Targeted CPU Scheduling for a serverless platform
My recent work on implementing custom cpu scheduling (using SchedExt framework) to improve the performance of a serverless platform (written in Rust).
SchedExt Framework
As of Sep 2024, SchedExt is a new framework which will become part of Linux 6.12 kernel. It introduces a new scheduling class at the same priority level as EEVDF which allows BPF programs to modify the scheduling decisions. It’s possible to write a BPF program which can register following callbacks (only few basic ones are mentioned).
* init/exit_task - a new task is created or an existing task is destroyed
* select_cpu - select a CPU for a task
* dispatch - a task needs to be dispatched to local DSQs of the SchedExt core
* init/exit_scheduler - a new scheduler is created or an existing scheduler is destroyed
By virtue of these callbacks, any arbitrary scheduling policy can be implemented.
Important gotos:
Serverless Control Plane
Proof of concept is developed on a research centric serverless control plane that is implemented in Rust.
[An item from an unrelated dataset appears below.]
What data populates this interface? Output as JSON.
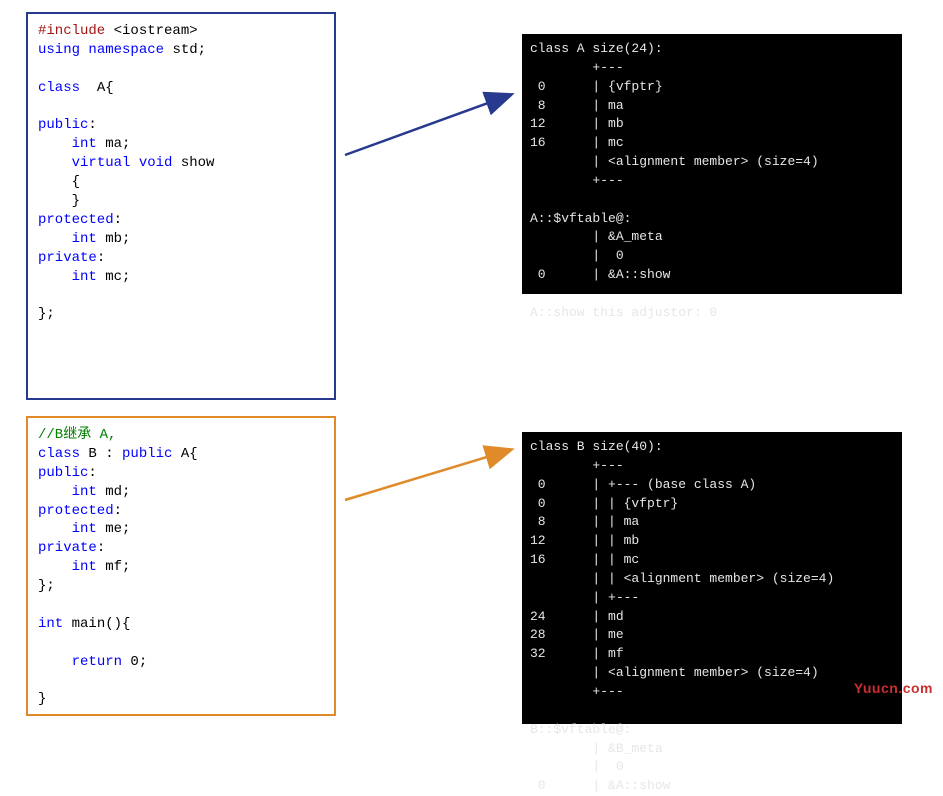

See project Ilúvatar for details about the control plane.
Metadata Driven Policy
The idea is to take advantage of tight coupling between Control Plane and the scheduling policy. In essence the policy is driven by the metadata of the functions thereby taking advantage of the extra information available at the higher layers.
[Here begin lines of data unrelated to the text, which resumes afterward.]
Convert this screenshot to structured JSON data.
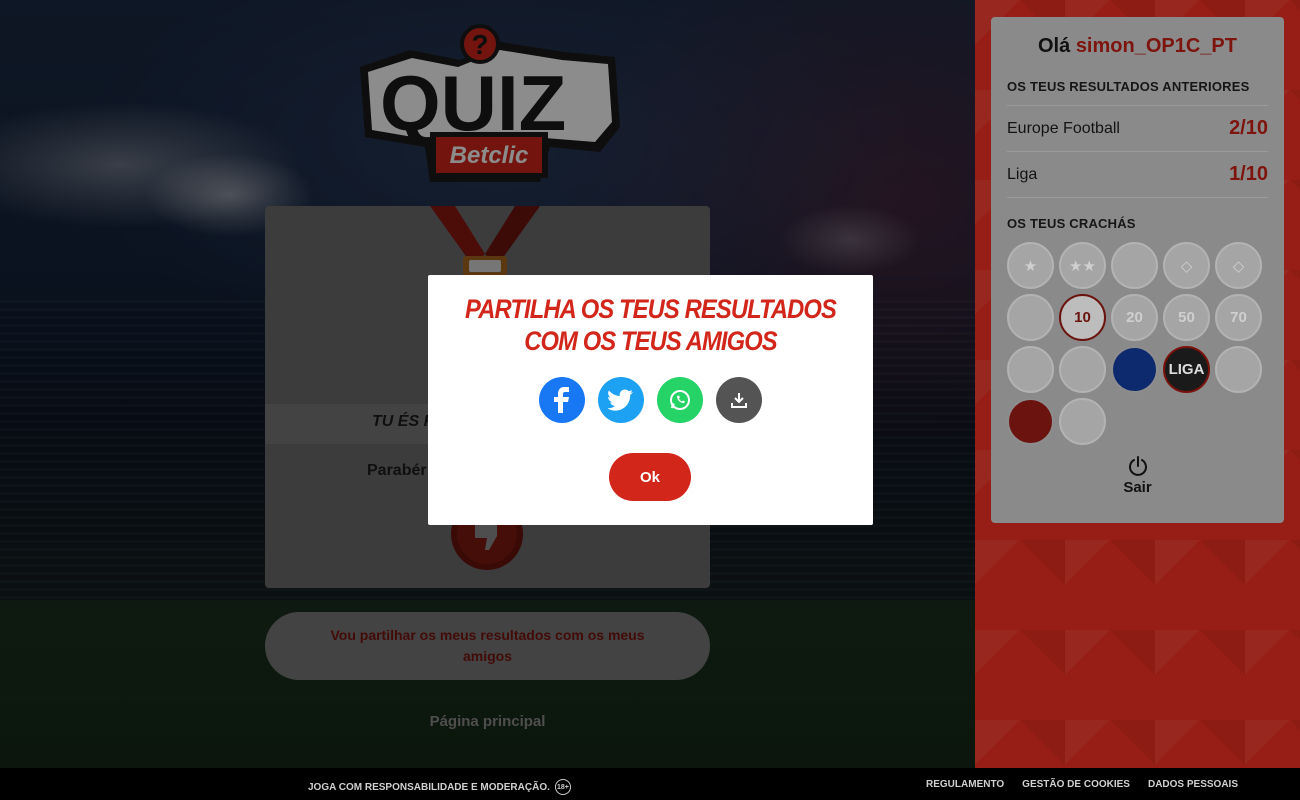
{
  "logo": {
    "quiz_text": "QUIZ",
    "brand_text": "Betclic"
  },
  "result_card": {
    "title": "TU ÉS F",
    "message": "Parabér"
  },
  "share_results_button": "Vou partilhar os meus resultados com os meus amigos",
  "home_link": "Página principal",
  "sidebar": {
    "greeting": "Olá",
    "username": "simon_OP1C_PT",
    "previous_results_title": "OS TEUS RESULTADOS ANTERIORES",
    "results": [
      {
        "name": "Europe Football",
        "score": "2/10"
      },
      {
        "name": "Liga",
        "score": "1/10"
      }
    ],
    "badges_title": "OS TEUS CRACHÁS",
    "badges": [
      {
        "icon": "one-star-badge",
        "label": "★",
        "state": "locked"
      },
      {
        "icon": "two-star-badge",
        "label": "★★",
        "state": "locked"
      },
      {
        "icon": "goat-badge",
        "label": "",
        "state": "locked"
      },
      {
        "icon": "diamond-badge",
        "label": "◇",
        "state": "locked"
      },
      {
        "icon": "diamond-badge-2",
        "label": "◇",
        "state": "locked"
      },
      {
        "icon": "player-badge",
        "label": "",
        "state": "locked"
      },
      {
        "icon": "ten-badge",
        "label": "10",
        "state": "earned-white"
      },
      {
        "icon": "twenty-badge",
        "label": "20",
        "state": "locked"
      },
      {
        "icon": "fifty-badge",
        "label": "50",
        "state": "locked"
      },
      {
        "icon": "seventy-badge",
        "label": "70",
        "state": "locked"
      },
      {
        "icon": "europe-map-badge",
        "label": "",
        "state": "locked"
      },
      {
        "icon": "microphone-badge",
        "label": "",
        "state": "locked"
      },
      {
        "icon": "europe-map-blue-badge",
        "label": "",
        "state": "earned-blue"
      },
      {
        "icon": "liga-badge",
        "label": "LIGA",
        "state": "earned-black"
      },
      {
        "icon": "finger-badge",
        "label": "",
        "state": "locked"
      },
      {
        "icon": "thumbs-down-badge",
        "label": "",
        "state": "earned"
      },
      {
        "icon": "muscle-badge",
        "label": "",
        "state": "locked"
      }
    ],
    "logout_label": "Sair"
  },
  "modal": {
    "heading": "PARTILHA OS TEUS RESULTADOS COM OS TEUS AMIGOS",
    "share_buttons": [
      {
        "icon": "facebook-icon",
        "color": "#1877f2"
      },
      {
        "icon": "twitter-icon",
        "color": "#1da1f2"
      },
      {
        "icon": "whatsapp-icon",
        "color": "#25d366"
      },
      {
        "icon": "download-icon",
        "color": "#545454"
      }
    ],
    "ok_label": "Ok"
  },
  "footer": {
    "responsibility": "JOGA COM RESPONSABILIDADE E MODERAÇÃO.",
    "age_badge": "18+",
    "links": [
      "REGULAMENTO",
      "GESTÃO DE COOKIES",
      "DADOS PESSOAIS"
    ]
  },
  "colors": {
    "accent_red": "#d3261b",
    "panel_red": "#c8281e",
    "dark_red": "#7d140e"
  }
}
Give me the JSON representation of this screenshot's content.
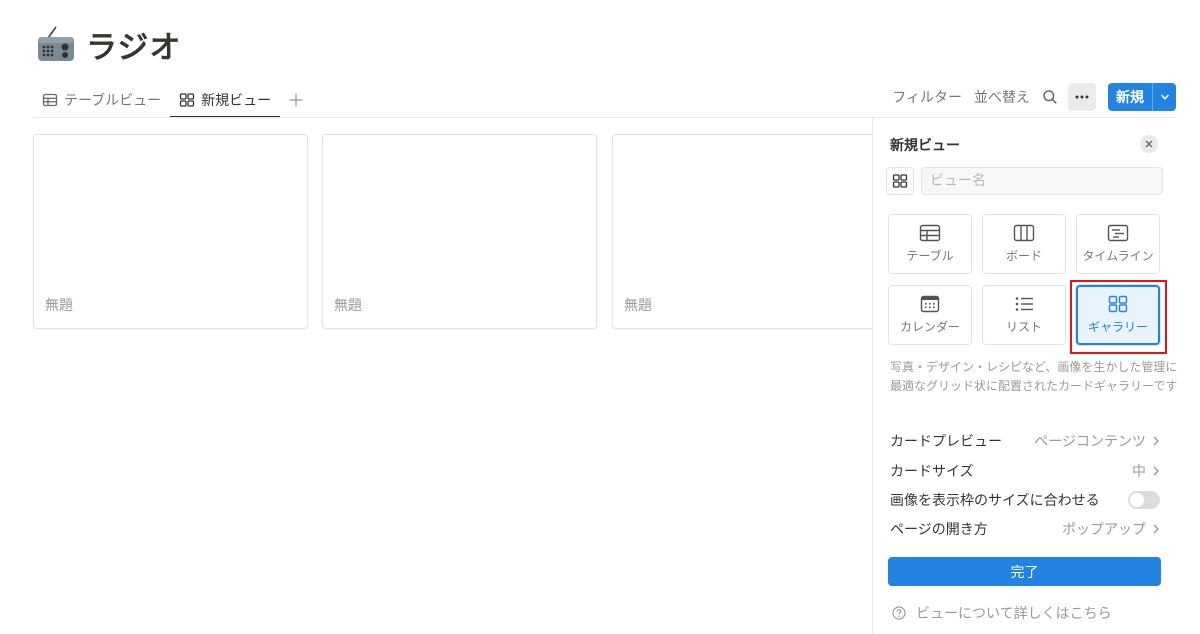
{
  "page": {
    "title": "ラジオ",
    "icon": "radio-icon"
  },
  "tabs": [
    {
      "label": "テーブルビュー",
      "icon": "table-icon",
      "active": false
    },
    {
      "label": "新規ビュー",
      "icon": "gallery-icon",
      "active": true
    }
  ],
  "toolbar": {
    "filter_label": "フィルター",
    "sort_label": "並べ替え",
    "new_label": "新規"
  },
  "cards": [
    {
      "title": "無題"
    },
    {
      "title": "無題"
    },
    {
      "title": "無題"
    }
  ],
  "panel": {
    "title": "新規ビュー",
    "name_placeholder": "ビュー名",
    "layouts": [
      {
        "label": "テーブル",
        "icon": "table-icon"
      },
      {
        "label": "ボード",
        "icon": "board-icon"
      },
      {
        "label": "タイムライン",
        "icon": "timeline-icon"
      },
      {
        "label": "カレンダー",
        "icon": "calendar-icon"
      },
      {
        "label": "リスト",
        "icon": "list-icon"
      },
      {
        "label": "ギャラリー",
        "icon": "gallery-icon",
        "selected": true
      }
    ],
    "description": "写真・デザイン・レシピなど、画像を生かした管理に最適なグリッド状に配置されたカードギャラリーです",
    "options": {
      "card_preview": {
        "label": "カードプレビュー",
        "value": "ページコンテンツ"
      },
      "card_size": {
        "label": "カードサイズ",
        "value": "中"
      },
      "fit_image": {
        "label": "画像を表示枠のサイズに合わせる",
        "enabled": false
      },
      "open_page": {
        "label": "ページの開き方",
        "value": "ポップアップ"
      }
    },
    "done_label": "完了",
    "help_label": "ビューについて詳しくはこちら"
  },
  "colors": {
    "accent": "#2383e2",
    "highlight": "#e0141c",
    "text": "#37352f",
    "muted": "#9b9a97"
  }
}
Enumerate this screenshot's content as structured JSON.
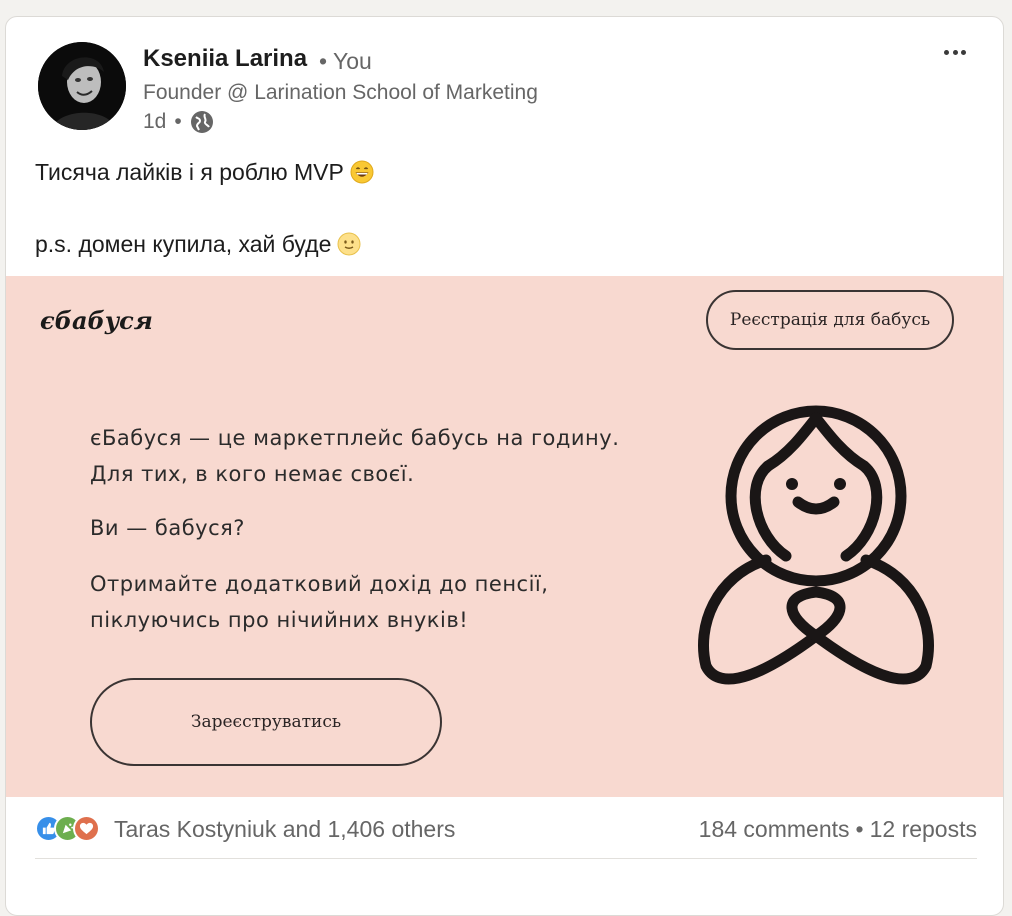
{
  "author": {
    "name": "Kseniia Larina",
    "degree": "• You",
    "headline": "Founder @ Larination School of Marketing",
    "time": "1d",
    "visibility_icon": "globe-icon"
  },
  "post": {
    "line1": "Тисяча лайків і я роблю MVP",
    "line1_emoji": "grinning-face-emoji",
    "line2": "p.s. домен купила, хай буде",
    "line2_emoji": "slightly-smiling-face-emoji"
  },
  "promo": {
    "logo": "єбабуся",
    "top_button": "Реєстрація для бабусь",
    "p1_line1": "єБабуся — це маркетплейс бабусь на годину.",
    "p1_line2": "Для тих, в кого немає своєї.",
    "p2": "Ви — бабуся?",
    "p3_line1": "Отримайте додатковий дохід до пенсії,",
    "p3_line2": "піклуючись про нічийних внуків!",
    "cta_button": "Зареєструватись",
    "background": "#f8d9d0"
  },
  "social": {
    "reaction_icons": [
      "like-icon",
      "celebrate-icon",
      "love-icon"
    ],
    "reactions_text": "Taras Kostyniuk and 1,406 others",
    "comments": "184 comments",
    "separator": "•",
    "reposts": "12 reposts"
  }
}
Proof of Concept: A task size interval assignment policy that is driven by execution time of the functions while enforcing locality works better for short single threaded functions as opposed to long multi threaded functions. This POC divides the available cores into buckets and assigns function to each bucket based on the historical end to end time of the function. Metadata is shared between the control plane and the schedext scheduler using a pinned eBPF map.